В задумчивости склонился он над этим неожиданным и очень удивившим его письмом.
Сейчас он вдруг почувствовал, что позади уже большая часть жизненного пути, пройденного по пыльной, знойной дороге, где редко встречались зеленые оазисы и прохладные струи горной реки. Ему показалось, что сразу навалилась на него какая-то усталость, которая тяжким грузом легла на сердце. Этот юноша - так он привык называть Якуба - заставил его задуматься над многими вещами, о которых он старался не думать, потому что знал: такие мысли могут стать подобием яда, примешанного к еде. Он не позволил себе такой роскоши - рассуждать, как сделал это Якуб. Он не мог этого сделать, потому что тогда бы не было ал-Бируни и не было бы тех трудов, отданных науке, которые вылились строками в его книгах.
Якуб молод и не способен понять то, что может понять старый человек, прошедший большой и трудный путь. Да, он служит при дворе Махмуда. Да, он трудился во славу хорезмшаха Мамуна. Но только при них ему представилась возможность раскрыть тайны Вселенной, которые составляют загадку для человечества. Увы! Без них он никто! Кто он, человек из предместья Бирун, мать которого была носильщицей дров? Об этом он написал стихи:
...Клянусь аллахом, не знаю я по правде своего родословия,
Ведь я не знаю по-настоящему своего деда,
Да и как мне знать деда, раз я не знаю отца!
Я, Абу-Лахаб, шейх без воспитания, - да!
А родительница моя носит дрова...
Может быть, и прав его воспитанник и ученик Якуб. Может быть, стоило ему покинуть Газну во имя справедливости?.. Но то, что можно молодому Якубу, того нельзя сделать старому Абу-Райхану.

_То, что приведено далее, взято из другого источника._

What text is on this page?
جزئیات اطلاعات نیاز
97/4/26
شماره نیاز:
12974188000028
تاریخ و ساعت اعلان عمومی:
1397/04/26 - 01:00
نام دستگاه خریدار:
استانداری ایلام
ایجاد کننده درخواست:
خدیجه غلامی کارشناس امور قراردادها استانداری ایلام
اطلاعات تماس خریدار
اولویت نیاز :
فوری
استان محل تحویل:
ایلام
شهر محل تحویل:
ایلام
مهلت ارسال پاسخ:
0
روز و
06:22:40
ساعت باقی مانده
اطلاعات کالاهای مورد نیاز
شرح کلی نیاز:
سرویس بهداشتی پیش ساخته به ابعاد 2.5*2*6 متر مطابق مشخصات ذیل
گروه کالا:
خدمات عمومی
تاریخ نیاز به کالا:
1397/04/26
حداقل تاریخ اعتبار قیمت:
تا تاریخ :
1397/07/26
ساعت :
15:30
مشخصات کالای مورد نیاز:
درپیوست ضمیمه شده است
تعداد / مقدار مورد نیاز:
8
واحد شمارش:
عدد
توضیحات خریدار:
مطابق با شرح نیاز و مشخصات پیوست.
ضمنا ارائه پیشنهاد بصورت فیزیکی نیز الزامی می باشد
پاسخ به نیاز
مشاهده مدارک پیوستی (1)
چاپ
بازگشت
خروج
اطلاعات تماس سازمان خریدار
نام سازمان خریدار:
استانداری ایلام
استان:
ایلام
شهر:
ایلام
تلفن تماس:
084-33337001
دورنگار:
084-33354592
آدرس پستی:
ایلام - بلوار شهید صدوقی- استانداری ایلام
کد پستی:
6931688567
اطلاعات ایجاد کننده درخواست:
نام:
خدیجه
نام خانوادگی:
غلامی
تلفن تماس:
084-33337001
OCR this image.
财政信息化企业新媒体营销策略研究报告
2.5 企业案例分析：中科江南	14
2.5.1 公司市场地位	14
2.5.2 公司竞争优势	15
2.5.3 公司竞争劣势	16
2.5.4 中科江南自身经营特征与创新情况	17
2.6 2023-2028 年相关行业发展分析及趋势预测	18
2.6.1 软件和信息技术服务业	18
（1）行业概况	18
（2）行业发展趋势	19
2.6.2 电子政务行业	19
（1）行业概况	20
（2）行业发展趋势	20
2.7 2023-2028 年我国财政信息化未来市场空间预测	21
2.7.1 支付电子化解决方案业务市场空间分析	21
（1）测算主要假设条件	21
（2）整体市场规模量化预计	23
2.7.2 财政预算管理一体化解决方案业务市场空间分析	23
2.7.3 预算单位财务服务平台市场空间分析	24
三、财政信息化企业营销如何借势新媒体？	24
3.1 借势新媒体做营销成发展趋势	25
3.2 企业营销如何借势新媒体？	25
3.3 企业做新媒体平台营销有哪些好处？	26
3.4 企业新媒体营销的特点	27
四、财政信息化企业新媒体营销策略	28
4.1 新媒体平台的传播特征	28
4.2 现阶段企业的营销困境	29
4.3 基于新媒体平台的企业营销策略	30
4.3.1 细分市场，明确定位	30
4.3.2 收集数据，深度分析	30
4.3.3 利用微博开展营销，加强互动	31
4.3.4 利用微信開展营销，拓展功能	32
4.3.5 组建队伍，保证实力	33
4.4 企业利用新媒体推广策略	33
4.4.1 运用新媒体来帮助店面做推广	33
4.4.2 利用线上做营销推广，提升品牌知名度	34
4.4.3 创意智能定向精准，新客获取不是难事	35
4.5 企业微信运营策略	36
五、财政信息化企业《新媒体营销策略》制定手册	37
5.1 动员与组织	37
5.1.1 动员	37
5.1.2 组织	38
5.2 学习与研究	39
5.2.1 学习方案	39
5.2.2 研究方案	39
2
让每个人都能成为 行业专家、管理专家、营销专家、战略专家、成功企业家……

Много ли еще дней подарит ему аллах? Сумеет ли он сделать то, что задумал? А если сумеет, то люди умные и рассудительные не осудят его и не посчитают предателем, не назовут "потомком сатаны".
А сейчас ему горестно и печально. Лучше не думать о своем одиночестве. Как печально, что пришлось подумать... Ну ничего... В Индии все будет по-другому, там некогда будет размышлять об этом. Там едва ли хватит дней, чтобы сделать задуманное.
"Я буду неутомим и, может быть, постигну душу благородного народа Индии..."
"ЗВЕЗДЫ БИРУНИ СВЕТЯТ ТЕБЕ!"
Как же случилось, что Якуб решился написать учителю такое письмо? Хорошо ли он подумал или, поддавшись настроению и уговорам Абдуллы, без всяких размышлений написал? Все это было очень непросто и мучительно для Якуба. Он много дней провел в тяжких раздумьях, не зная, на что ему решиться. Абу-Райхан был для него самым прекрасным и самым достойным человеком на земле: годы, проведенные рядом с ученым, раскрыли Якубу душу человека, столь бескорыстную и благородную, что казалось, подобных людей не было и не будет. Но то, что говорил Абдулла, тоже верно. Как можно отдавать свою жизнь извергу и кровопийце? Если Абу-Райхан ничего не может изменить в своей жизни и вынужден быть на службе у султана, то он, Якуб, может покинуть Газну. Учитель поймет его и не будет в обиде. Абу-Райхан не из тех, кто способен осудить человека.